Rivian Automotive is set to release its Q3 2025 earnings, with analysts forecasting a revenue increase to about $1.51 billion, marking a 16% year-over-year growth. Despite the revenue boost, the company is expected to report a GAAP loss of $0.86 per share, slightly improved from last year’s $0.97 loss. Adjusted EBITDA loss is predicted to narrow to approximately $567.9 million from $667 million in the prior quarter, while EBIT loss also shows some improvement, down to $974 million from $1.1 billion. Vehicle deliveries rose 32% year-over-year to 13,201 units in Q3, but the company trimmed its full-year delivery guidance to between 41,500 and 43,500 units due to market challenges.
Cost-Cutting Measures and Layoffs:
Rivian has recently reduced its personnel in order to control costs in the face of a cooling electric car industry and the expiration of the $7,500 federal EV tax credit in the United States. After a 1.5% cut in September, over 600 workers (4.5% of the workforce) were let go in October. These actions are a part of a larger plan to “profitably scale” in advance of the planned release of the R2 midsize SUV, CEO R.J. Scaringe said. These layoffs are also intended to protect cash while the business manages reduced customer incentives and adapts to shifts in compliance credit revenues, which have postponed around $100 million in revenue.
Upcoming R2 SUV Launch and Capacity Expansion:
The R2 SUV, which is scheduled for debut in the first half of 2026, is anticipated to be a major factor in Rivian’s expansion.
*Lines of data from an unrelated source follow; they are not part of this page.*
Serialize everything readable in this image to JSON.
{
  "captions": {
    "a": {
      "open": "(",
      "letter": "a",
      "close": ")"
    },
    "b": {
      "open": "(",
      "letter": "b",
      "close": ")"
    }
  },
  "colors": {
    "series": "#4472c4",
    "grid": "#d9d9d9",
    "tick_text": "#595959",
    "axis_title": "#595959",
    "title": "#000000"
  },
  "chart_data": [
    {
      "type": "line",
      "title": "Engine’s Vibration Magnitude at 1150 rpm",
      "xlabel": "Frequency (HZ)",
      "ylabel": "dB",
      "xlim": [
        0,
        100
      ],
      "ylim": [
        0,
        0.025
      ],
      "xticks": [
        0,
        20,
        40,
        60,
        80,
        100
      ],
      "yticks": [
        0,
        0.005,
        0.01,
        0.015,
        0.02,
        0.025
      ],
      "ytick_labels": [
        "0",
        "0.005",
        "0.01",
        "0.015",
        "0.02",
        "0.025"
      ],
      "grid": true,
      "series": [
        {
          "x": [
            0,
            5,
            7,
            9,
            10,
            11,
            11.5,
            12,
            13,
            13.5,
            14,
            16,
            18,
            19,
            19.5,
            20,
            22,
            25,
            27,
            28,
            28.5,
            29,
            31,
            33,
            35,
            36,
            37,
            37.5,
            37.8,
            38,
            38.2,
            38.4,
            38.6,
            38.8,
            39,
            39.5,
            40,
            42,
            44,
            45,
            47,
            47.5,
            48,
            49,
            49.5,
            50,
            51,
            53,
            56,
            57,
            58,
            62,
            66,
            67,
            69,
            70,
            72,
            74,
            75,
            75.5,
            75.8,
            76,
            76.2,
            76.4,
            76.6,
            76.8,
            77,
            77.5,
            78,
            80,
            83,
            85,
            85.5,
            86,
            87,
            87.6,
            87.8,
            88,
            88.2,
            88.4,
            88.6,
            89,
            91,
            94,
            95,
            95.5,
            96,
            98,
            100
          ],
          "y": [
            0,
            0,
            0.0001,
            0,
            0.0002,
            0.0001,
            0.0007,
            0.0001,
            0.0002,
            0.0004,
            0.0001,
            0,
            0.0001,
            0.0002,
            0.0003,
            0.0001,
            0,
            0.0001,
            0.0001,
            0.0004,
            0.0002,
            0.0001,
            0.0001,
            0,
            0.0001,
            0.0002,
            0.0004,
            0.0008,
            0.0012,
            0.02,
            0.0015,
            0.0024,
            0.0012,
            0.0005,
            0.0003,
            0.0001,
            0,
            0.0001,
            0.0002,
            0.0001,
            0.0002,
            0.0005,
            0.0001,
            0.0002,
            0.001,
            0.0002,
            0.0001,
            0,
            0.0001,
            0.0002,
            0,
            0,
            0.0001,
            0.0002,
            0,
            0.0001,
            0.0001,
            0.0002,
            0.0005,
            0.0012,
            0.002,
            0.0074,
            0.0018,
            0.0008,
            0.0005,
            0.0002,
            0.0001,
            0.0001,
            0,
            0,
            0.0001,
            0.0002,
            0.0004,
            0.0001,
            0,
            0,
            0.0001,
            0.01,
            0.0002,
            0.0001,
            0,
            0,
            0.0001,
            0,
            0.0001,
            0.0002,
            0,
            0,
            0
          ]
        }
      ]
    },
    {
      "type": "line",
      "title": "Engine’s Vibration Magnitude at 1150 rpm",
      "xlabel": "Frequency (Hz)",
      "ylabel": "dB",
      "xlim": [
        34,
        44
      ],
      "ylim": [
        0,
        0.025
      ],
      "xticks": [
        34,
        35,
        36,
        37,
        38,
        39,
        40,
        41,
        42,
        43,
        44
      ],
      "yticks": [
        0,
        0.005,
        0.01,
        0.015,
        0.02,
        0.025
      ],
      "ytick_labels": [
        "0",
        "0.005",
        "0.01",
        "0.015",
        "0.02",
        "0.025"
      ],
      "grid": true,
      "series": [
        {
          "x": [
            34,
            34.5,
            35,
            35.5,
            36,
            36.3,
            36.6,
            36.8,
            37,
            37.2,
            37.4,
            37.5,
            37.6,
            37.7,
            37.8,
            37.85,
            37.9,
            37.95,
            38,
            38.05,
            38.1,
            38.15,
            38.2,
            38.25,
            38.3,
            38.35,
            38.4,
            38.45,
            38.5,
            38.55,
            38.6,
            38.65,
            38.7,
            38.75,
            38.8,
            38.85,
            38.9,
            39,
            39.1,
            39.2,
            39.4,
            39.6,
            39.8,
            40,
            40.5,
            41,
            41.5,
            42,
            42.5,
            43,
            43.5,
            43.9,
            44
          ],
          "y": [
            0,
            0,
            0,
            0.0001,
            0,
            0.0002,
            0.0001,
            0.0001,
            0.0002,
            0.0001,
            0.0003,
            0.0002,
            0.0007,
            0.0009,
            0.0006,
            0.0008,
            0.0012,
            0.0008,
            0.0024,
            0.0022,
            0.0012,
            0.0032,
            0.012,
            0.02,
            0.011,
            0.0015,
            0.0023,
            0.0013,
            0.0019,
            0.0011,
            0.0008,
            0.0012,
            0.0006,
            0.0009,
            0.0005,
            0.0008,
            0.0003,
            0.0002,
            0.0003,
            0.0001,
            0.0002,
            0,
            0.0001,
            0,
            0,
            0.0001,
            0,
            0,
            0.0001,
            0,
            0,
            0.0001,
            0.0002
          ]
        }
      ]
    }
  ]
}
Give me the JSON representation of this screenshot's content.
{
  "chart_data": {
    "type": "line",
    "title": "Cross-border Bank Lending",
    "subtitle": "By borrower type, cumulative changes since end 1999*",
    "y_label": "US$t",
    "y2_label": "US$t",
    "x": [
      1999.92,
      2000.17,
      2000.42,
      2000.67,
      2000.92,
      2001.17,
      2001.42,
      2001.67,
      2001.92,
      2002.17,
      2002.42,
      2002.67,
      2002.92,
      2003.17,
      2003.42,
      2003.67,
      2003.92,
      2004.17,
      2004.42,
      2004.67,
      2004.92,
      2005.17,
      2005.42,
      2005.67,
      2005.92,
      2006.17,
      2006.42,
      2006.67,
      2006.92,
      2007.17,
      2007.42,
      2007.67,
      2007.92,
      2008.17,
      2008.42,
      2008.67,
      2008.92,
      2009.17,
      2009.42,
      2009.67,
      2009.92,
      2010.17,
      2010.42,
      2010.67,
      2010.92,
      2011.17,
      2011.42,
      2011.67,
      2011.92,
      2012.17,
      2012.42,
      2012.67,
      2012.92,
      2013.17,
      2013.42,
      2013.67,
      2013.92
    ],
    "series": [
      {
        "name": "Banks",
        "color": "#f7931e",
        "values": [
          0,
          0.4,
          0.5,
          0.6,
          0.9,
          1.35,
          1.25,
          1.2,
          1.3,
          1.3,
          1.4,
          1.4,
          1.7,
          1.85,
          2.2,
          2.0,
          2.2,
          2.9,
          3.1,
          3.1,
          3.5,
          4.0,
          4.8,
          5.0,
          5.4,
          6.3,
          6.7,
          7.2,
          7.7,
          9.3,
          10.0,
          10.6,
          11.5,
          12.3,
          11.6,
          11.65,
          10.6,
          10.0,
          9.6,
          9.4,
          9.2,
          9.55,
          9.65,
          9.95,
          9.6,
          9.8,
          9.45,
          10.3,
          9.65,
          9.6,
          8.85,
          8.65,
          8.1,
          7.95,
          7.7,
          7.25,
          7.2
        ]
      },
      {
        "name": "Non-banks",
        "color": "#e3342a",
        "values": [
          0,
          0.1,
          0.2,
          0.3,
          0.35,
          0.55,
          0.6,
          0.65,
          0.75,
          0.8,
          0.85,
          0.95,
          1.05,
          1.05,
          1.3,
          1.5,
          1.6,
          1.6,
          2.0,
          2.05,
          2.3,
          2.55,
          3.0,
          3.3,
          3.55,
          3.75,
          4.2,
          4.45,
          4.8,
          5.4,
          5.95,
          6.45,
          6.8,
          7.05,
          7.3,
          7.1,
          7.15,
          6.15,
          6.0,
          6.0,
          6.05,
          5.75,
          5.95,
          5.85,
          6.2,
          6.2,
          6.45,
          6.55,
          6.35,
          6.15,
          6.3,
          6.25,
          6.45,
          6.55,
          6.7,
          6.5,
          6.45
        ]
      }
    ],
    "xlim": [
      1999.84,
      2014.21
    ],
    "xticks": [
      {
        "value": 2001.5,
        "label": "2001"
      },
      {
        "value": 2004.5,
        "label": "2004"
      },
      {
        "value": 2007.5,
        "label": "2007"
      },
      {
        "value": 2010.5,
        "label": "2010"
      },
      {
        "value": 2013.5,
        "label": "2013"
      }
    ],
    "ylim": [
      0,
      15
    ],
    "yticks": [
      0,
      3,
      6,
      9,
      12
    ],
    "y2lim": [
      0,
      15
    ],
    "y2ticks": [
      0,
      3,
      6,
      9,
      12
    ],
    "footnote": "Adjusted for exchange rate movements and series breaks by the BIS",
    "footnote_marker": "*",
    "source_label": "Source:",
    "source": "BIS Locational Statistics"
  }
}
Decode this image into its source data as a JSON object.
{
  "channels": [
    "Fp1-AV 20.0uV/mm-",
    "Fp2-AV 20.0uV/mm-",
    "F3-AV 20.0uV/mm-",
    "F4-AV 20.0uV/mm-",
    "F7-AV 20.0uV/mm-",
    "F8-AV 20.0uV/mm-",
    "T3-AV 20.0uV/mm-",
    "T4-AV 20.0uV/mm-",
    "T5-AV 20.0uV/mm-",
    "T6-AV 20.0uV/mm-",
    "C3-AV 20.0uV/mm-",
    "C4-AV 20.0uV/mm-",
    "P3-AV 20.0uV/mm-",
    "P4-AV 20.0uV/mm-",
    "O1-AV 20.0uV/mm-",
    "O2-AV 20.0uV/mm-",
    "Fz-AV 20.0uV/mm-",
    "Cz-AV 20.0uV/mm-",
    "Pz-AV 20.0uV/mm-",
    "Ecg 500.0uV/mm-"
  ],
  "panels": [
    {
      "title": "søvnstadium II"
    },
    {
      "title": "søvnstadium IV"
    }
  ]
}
The R2, which will cost about $45,000, will be manufactured at Rivian’s Normal, Illinois plant alongside the company’s current R1T and R1S versions. In order to increase manufacturing capacity to 215,000 vehicles per year, the facility is currently undertaking a 1.1 million-square-foot expansion that includes a new body shop, paint shop, and battery assembly line. According to Rivian, the expansion is still on track despite certain obstacles like the winter weather, laying the foundation for a successful R2 deployment.
Software and Services Revenue Growth Strengthens Business Model:
Rivian’s growth into software and services has surfaced as a positive development strengthening its financial forecast ahead of Q3 earnings. Due mostly to a $182 million contribution from its joint venture with Volkswagen AG, the segment’s sales increased 347% year over year to $376 million in the prior quarter. This expanding source contributes to Rivian’s revenue diversification beyond car sales and will likely result in more stable profitability. Investors seeking information on how this market will change in tandem with the introduction of new cars, such as the eagerly awaited R2 SUV, will need to pay close attention to management’s remarks on the results call. In an increasingly competitive EV market, the effective expansion of software and services is seen as a key pillar to help offset production costs and enhance overall profitability.
Investor Sentiment and Future Outlook:
Retail investor sentiment on platforms like Stocktwits remains neutral, even amid increased discussion volume. While some investors temper their expectations, anticipating steady stock performance until the R2 begins full production, others express hope for improved profitability and a clear production start date announcement for the R2. After experiencing a 0.8% decline in stock price for 2025, the market will closely watch Rivian’s financial and operational update for signals on the company’s trajectory amid an evolving EV demand landscape.